DLSS frame generation surely has its place, but it's not the magic solution for the kind of games that I play. While it does undoubtedly make AAA single-player games look smoother, the trade-offs become obvious in fast-paced competitive titles. That's mainly because the FPS boost you get from frame generation doesn't reduce input latency, since your GPU still renders the same number of frames natively. In fact, it actually adds latency because the GPU needs time to analyze the last rendered frame and motion data before predicting the next one using AI.
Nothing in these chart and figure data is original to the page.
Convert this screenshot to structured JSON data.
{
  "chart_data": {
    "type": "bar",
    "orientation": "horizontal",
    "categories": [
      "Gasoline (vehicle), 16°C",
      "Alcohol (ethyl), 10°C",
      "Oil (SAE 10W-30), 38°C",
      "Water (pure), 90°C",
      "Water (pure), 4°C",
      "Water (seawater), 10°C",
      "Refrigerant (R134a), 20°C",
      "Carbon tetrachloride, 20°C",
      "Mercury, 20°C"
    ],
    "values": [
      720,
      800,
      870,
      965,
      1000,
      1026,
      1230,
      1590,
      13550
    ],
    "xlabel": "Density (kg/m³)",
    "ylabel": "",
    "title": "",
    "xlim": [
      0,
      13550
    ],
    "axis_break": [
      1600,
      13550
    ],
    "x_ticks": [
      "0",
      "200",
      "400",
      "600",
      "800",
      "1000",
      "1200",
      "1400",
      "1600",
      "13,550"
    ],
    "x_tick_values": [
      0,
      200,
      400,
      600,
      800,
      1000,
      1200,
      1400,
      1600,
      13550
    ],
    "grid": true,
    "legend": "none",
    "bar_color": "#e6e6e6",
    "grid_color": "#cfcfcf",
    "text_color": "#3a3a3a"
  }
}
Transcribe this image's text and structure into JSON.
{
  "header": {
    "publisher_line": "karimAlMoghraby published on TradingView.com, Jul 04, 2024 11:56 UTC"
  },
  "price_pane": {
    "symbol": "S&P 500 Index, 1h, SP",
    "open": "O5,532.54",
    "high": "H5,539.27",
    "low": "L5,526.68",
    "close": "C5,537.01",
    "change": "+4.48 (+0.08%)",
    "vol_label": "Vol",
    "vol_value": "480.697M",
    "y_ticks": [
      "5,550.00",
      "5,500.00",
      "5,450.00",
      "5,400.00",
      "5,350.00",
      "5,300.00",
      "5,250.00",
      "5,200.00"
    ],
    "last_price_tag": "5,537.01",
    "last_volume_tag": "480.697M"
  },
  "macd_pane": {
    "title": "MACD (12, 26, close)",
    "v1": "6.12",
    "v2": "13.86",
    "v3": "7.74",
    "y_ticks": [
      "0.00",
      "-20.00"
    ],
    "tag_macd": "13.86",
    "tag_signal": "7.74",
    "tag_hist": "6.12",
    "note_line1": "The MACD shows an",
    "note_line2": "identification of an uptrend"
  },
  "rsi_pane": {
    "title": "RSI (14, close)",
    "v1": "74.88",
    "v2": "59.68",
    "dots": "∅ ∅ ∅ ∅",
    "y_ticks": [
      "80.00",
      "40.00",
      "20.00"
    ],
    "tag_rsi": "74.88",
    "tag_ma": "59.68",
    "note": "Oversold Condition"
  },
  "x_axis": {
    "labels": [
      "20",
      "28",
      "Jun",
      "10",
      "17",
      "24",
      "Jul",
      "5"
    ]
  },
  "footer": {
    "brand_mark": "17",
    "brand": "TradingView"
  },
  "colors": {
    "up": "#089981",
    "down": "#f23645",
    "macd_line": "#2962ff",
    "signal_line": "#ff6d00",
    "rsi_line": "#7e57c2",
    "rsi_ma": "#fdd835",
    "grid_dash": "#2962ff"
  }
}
Anyone who plays competitive games knows just how crucial responsiveness is; even a few additional milliseconds of latency can be the difference between killing your opponent and getting killed. Frame generation improves the perceived smoothness of animations, but it doesn’t actually make the game feel smoother to play, since your inputs are still tied to the native render rate. The lower the base render rate, the more obvious this problem becomes. On top of that, it can introduce distracting artifacts like ghost frames, animation glitches, and other visual distortions during chaotic moments like gunfights, which only makes me avoid it altogether.

Rasterization still gives me the experience I actually want

I do experiment with RTX features from time to time, but only when a game makes it truly worthwhile, like Cyberpunk 2077's RT Overdrive setting, for example. Considering we rarely get games that properly implement ray tracing, I'd rather leave RTX features off and enjoy the high frame rates, low latency, and consistent smoothness that rasterization provides. Sure, you could argue that I could leave ray tracing off and benefit from DLSS upscaling and frame generation, but the latency hit and occasional artifacts in the fast-paced games I mostly play just don't make the experience worth it for me. As much as I love chasing high frame rates, I've learned that responsiveness is what really defines how a game feels. Until Nvidia improves high-end RTX GPUs to the point where ray tracing is feasible at high frame rates without relying on DLSS, I'm not ready to give up rasterization just yet.